In past years, I had already collected quite a bit of material about Sultan Khan; photos and articles from newspapers dating back to the thirties when he had arrived in Europe in the service of Maharaja Sir Malik Umar Hayat Khan. After four years of successful matches, howeer his career was suddenly interrupted, and once he’d left the circuit of the great international tounaents, he’d been quickly forgotten, No one knew what he might have done in the meantime, and had it not been for the “scandal” related to the legacy of Cecilla Abott, one of the wealthiest women in America.

How did he come to America wjat happened over those years?

The book finds Norman La Motta a writer from the Washington Post that had been sent to cover the growing trouble between India and Pakistan in the mid 1960s. He comes across the old man as he was then Mir Sultan Khan a chess master that had come from Punjab this is the opening into us finding out the life story of Mir Sultan Khan from his humble background as he described how fragile that life was at the edge such as when the Elephants got spooked. He is taught at a very early age the Indian form of Chess Chaturanga from being 9 he eventually comes to the attention of the local Landlord a Maharaja who decides he wants to see if the young boy now becoming a man can play western chess just as well as its Indian counterpart. He is just as good at the other version and this leads the village boy to the heart of Western chess and is brought by the Maharaja to England to beat the best of the western players. but as this is just in the pre-war years he is drawn onto the dark side of world war two where they want to use his mind to build strategies for the war how does he get on how did he end up in the US and how far can he get in the chess world.

That was how I came to move to Delhi, to enter the maharaja’s court as a servant. Going from the humble clay and bamboo hut, where I had lived until then, to the magnificence of his residence seemed like a dream to me. All my miserable clothes were replaced with silks and fabrics ablaze with bright colours. I no longer moved amid the dust and dung of the poor village in which I was born, but in the midst of unimaginable luxury. Sir Umar Khans attendant – genrallyyoung boys from age fifteen up – did not have soecific duties, but had to be able to anticipate his every need and desire: to bring him a thrist-quenching beverage at the right time, arrange a pillow behind his back was comfortable, or cool him with a fan when he appeared to be suffering from the heat

He is let into the Sultans world but with a cost !!
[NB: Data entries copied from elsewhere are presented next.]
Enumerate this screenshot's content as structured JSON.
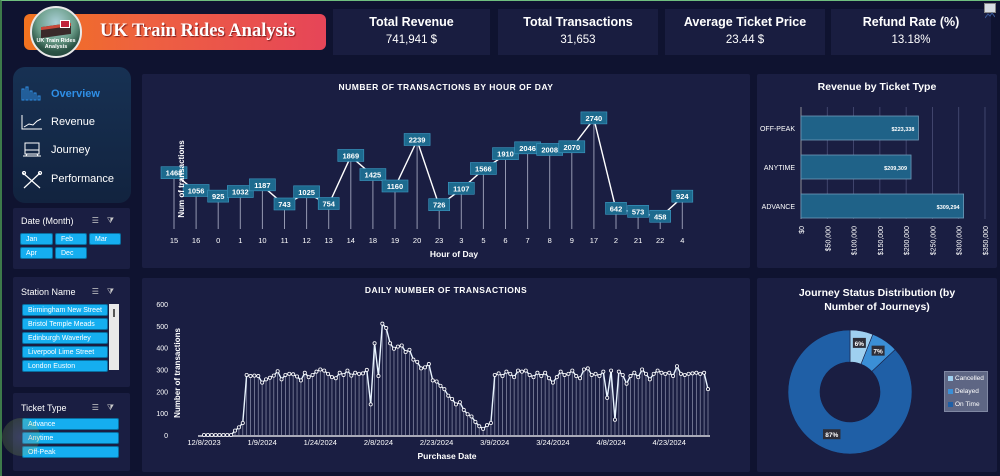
{
  "header": {
    "title": "UK Train Rides Analysis",
    "logo_text": "UK Train Rides Analysis"
  },
  "kpis": [
    {
      "label": "Total Revenue",
      "value": "741,941 $"
    },
    {
      "label": "Total Transactions",
      "value": "31,653"
    },
    {
      "label": "Average Ticket Price",
      "value": "23.44 $"
    },
    {
      "label": "Refund Rate (%)",
      "value": "13.18%"
    }
  ],
  "nav": {
    "items": [
      {
        "label": "Overview",
        "icon": "bar-chart-icon",
        "active": true
      },
      {
        "label": "Revenue",
        "icon": "line-trend-icon",
        "active": false
      },
      {
        "label": "Journey",
        "icon": "train-icon",
        "active": false
      },
      {
        "label": "Performance",
        "icon": "tools-icon",
        "active": false
      }
    ],
    "active_color": "#2f8fe6"
  },
  "slicers": {
    "date": {
      "title": "Date (Month)",
      "options": [
        "Jan",
        "Feb",
        "Mar",
        "Apr",
        "Dec"
      ]
    },
    "station": {
      "title": "Station Name",
      "options": [
        "Birmingham New Street",
        "Bristol Temple Meads",
        "Edinburgh Waverley",
        "Liverpool Lime Street",
        "London Euston"
      ]
    },
    "ticket": {
      "title": "Ticket Type",
      "options": [
        "Advance",
        "Anytime",
        "Off-Peak"
      ]
    }
  },
  "chart_data": [
    {
      "type": "line",
      "title": "NUMBER OF TRANSACTIONS BY HOUR OF DAY",
      "xlabel": "Hour of Day",
      "ylabel": "Num of transactions",
      "categories": [
        "15",
        "16",
        "0",
        "1",
        "10",
        "11",
        "12",
        "13",
        "14",
        "18",
        "19",
        "20",
        "23",
        "3",
        "5",
        "6",
        "7",
        "8",
        "9",
        "17",
        "2",
        "21",
        "22",
        "4"
      ],
      "values": [
        1468,
        1056,
        925,
        1032,
        1187,
        743,
        1025,
        754,
        1869,
        1425,
        1160,
        2239,
        726,
        1107,
        1566,
        1910,
        2046,
        2008,
        2070,
        2740,
        642,
        573,
        458,
        924
      ],
      "ylim": [
        0,
        2900
      ],
      "data_labels": true
    },
    {
      "type": "bar",
      "orientation": "horizontal",
      "title": "Revenue by Ticket Type",
      "categories": [
        "OFF-PEAK",
        "ANYTIME",
        "ADVANCE"
      ],
      "values": [
        223338,
        209309,
        309294
      ],
      "value_labels": [
        "$223,338",
        "$209,309",
        "$309,294"
      ],
      "xticks": [
        "$0",
        "$50,000",
        "$100,000",
        "$150,000",
        "$200,000",
        "$250,000",
        "$300,000",
        "$350,000"
      ],
      "xlim": [
        0,
        350000
      ],
      "grid": true
    },
    {
      "type": "line",
      "title": "DAILY NUMBER OF TRANSACTIONS",
      "xlabel": "Purchase Date",
      "ylabel": "Number of transactions",
      "ylim": [
        0,
        600
      ],
      "yticks": [
        0,
        100,
        200,
        300,
        400,
        500,
        600
      ],
      "xtick_labels": [
        "12/8/2023",
        "1/9/2024",
        "1/24/2024",
        "2/8/2024",
        "2/23/2024",
        "3/9/2024",
        "3/24/2024",
        "4/8/2024",
        "4/23/2024"
      ],
      "xtick_every": 15,
      "values": [
        0,
        0,
        0,
        0,
        0,
        0,
        0,
        0,
        20,
        35,
        55,
        275,
        270,
        272,
        270,
        240,
        255,
        262,
        272,
        292,
        255,
        275,
        280,
        278,
        268,
        250,
        285,
        265,
        275,
        290,
        300,
        295,
        280,
        265,
        260,
        285,
        275,
        295,
        272,
        285,
        280,
        282,
        298,
        140,
        420,
        270,
        510,
        490,
        420,
        395,
        405,
        410,
        380,
        390,
        345,
        335,
        305,
        310,
        325,
        250,
        245,
        225,
        210,
        180,
        165,
        140,
        150,
        115,
        95,
        85,
        60,
        40,
        28,
        45,
        55,
        275,
        282,
        270,
        290,
        280,
        265,
        295,
        290,
        295,
        275,
        265,
        285,
        270,
        285,
        260,
        240,
        265,
        290,
        275,
        280,
        295,
        270,
        260,
        300,
        305,
        275,
        280,
        270,
        290,
        170,
        295,
        70,
        290,
        275,
        235,
        270,
        285,
        265,
        300,
        280,
        255,
        280,
        295,
        285,
        280,
        285,
        270,
        315,
        280,
        275,
        280,
        282,
        285,
        280,
        285,
        210
      ],
      "grid": false
    },
    {
      "type": "pie",
      "donut": true,
      "title": "Journey Status Distribution (by Number of Journeys)",
      "labels": [
        "Cancelled",
        "Delayed",
        "On Time"
      ],
      "values": [
        6,
        7,
        87
      ],
      "value_labels": [
        "6%",
        "7%",
        "87%"
      ],
      "colors": [
        "#9fd0f0",
        "#3b8fd6",
        "#1f5fa6"
      ],
      "legend": "right"
    }
  ]
}
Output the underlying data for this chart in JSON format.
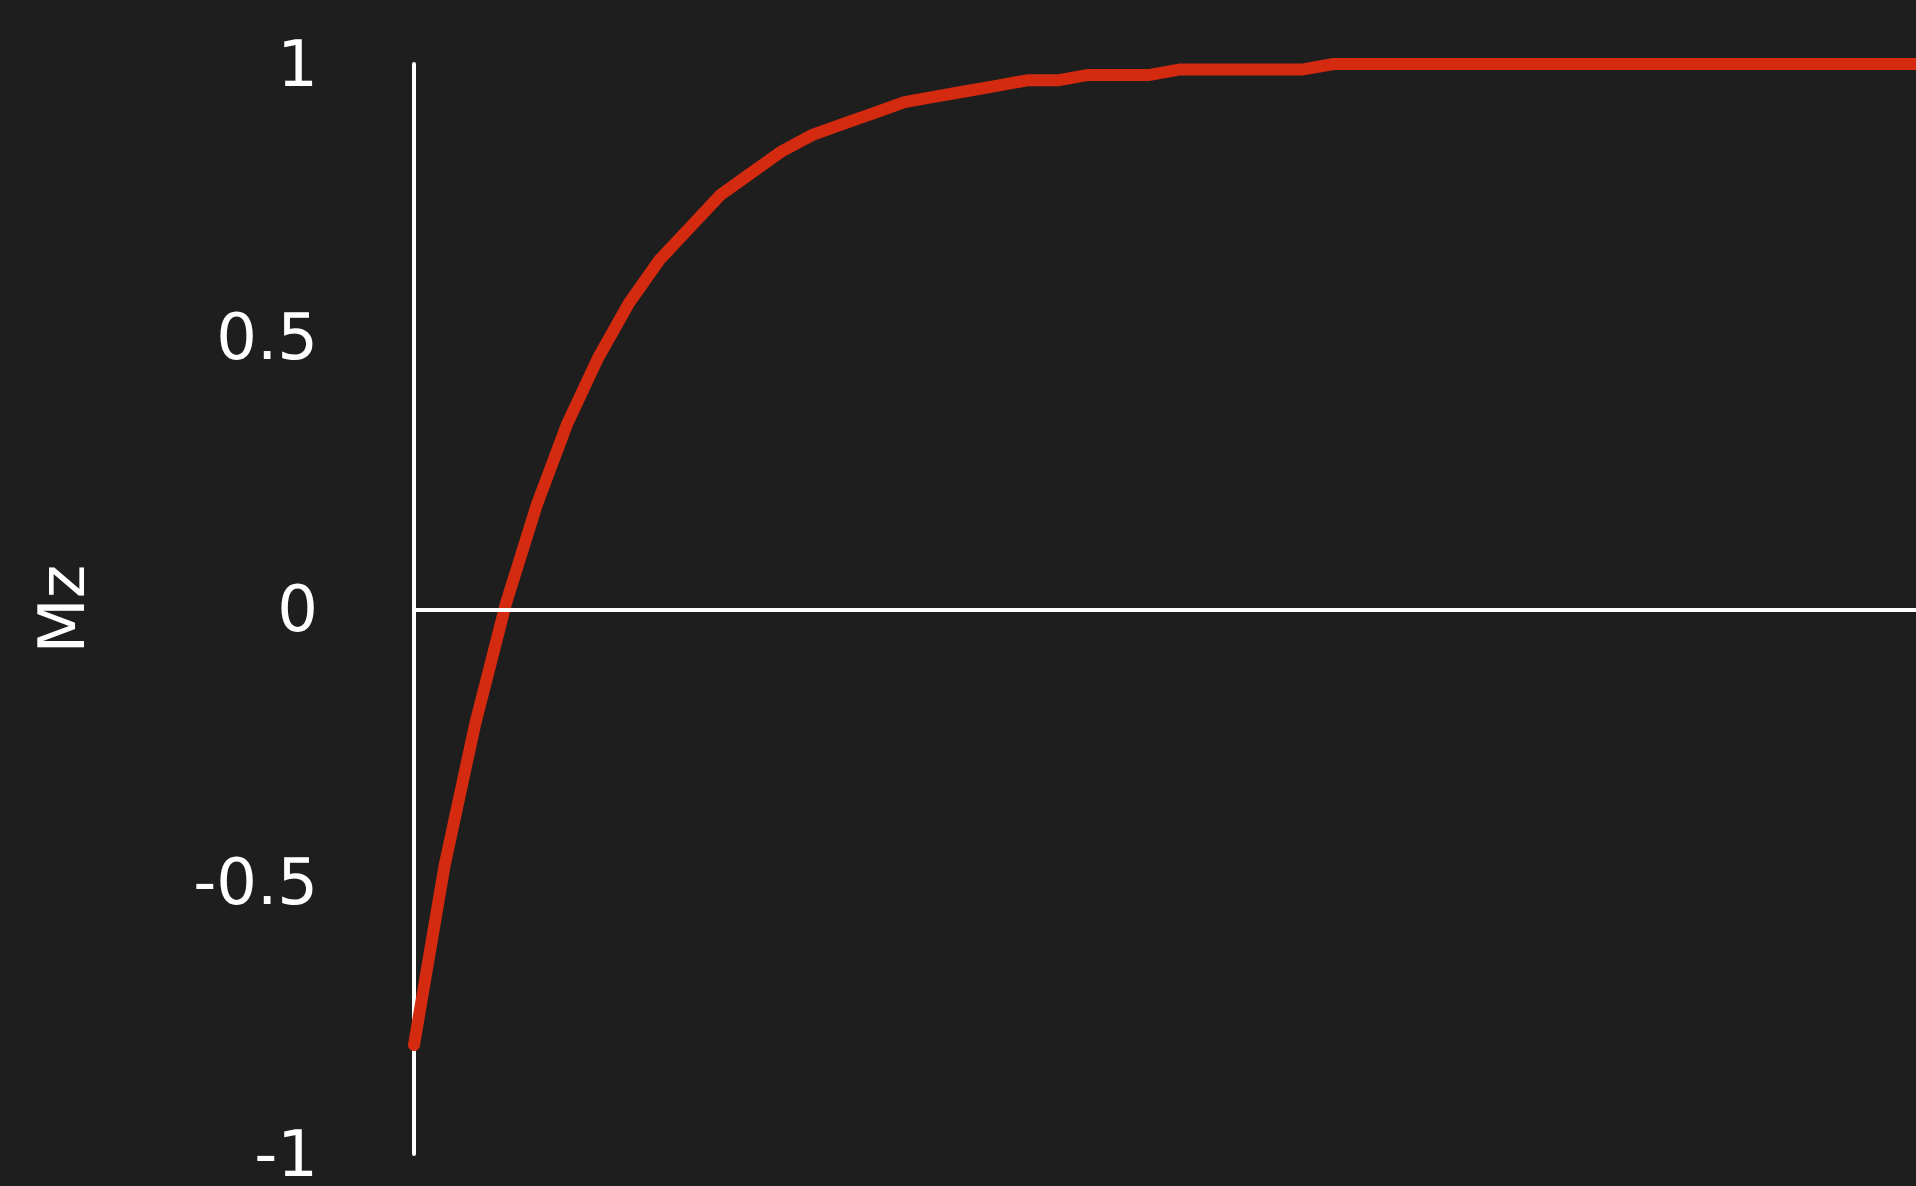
{
  "chart_data": {
    "type": "line",
    "ylabel": "Mz",
    "categories": [
      null,
      null,
      null,
      null,
      null,
      null,
      null,
      null,
      null,
      null,
      null,
      null,
      null,
      null,
      null,
      null,
      null,
      null,
      null,
      null,
      null,
      null,
      null,
      null,
      null,
      null,
      null,
      null,
      null,
      null,
      null,
      null,
      null,
      null,
      null,
      null,
      null,
      null,
      null,
      null,
      null,
      null,
      null,
      null,
      null,
      null,
      null,
      null,
      null,
      null
    ],
    "series": [
      {
        "color": "#d42a10",
        "values": [
          -0.8,
          -0.47,
          -0.21,
          0.01,
          0.19,
          0.34,
          0.46,
          0.56,
          0.64,
          0.7,
          0.76,
          0.8,
          0.84,
          0.87,
          0.89,
          0.91,
          0.93,
          0.94,
          0.95,
          0.96,
          0.97,
          0.97,
          0.98,
          0.98,
          0.98,
          0.99,
          0.99,
          0.99,
          0.99,
          0.99,
          1,
          1,
          1,
          1,
          1,
          1,
          1,
          1,
          1,
          1,
          1,
          1,
          1,
          1,
          1,
          1,
          1,
          1,
          1,
          1
        ]
      }
    ],
    "ylim": [
      -1,
      1
    ],
    "yticks": [
      -1,
      -0.5,
      0,
      0.5,
      1
    ],
    "tick_labels": "y",
    "ref_lines": [
      {
        "axis": "y",
        "value": 0,
        "color": "#ffffff"
      }
    ],
    "marker": "none",
    "line_style": "solid"
  }
}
This book like his earlier book is set in the time around the war the earlier book used a game of chess between a younger and older chess master here we see the culture clash of east and west as the situation. It is also a classic tale of someone getting to the top from nothing and also the outsider what Maurensig does is weave those stories together through La Motta meeting and wanting to know the turban-wearing chess master end up in New York but also the journey he had taken from Punjab a lowly stable boy to chess master. The real character was a great player of his time in fact the Elo ranking of him meant he would have beaten most players easily. He was never a master or grandmaster maybe another nod towards the clash of culture and how he was viewed as a lesser player when he came with his Maharaja to play the best of the west but then shock people with his talent. Have you read any of his books ? he had now had a couple of books come out from World editions.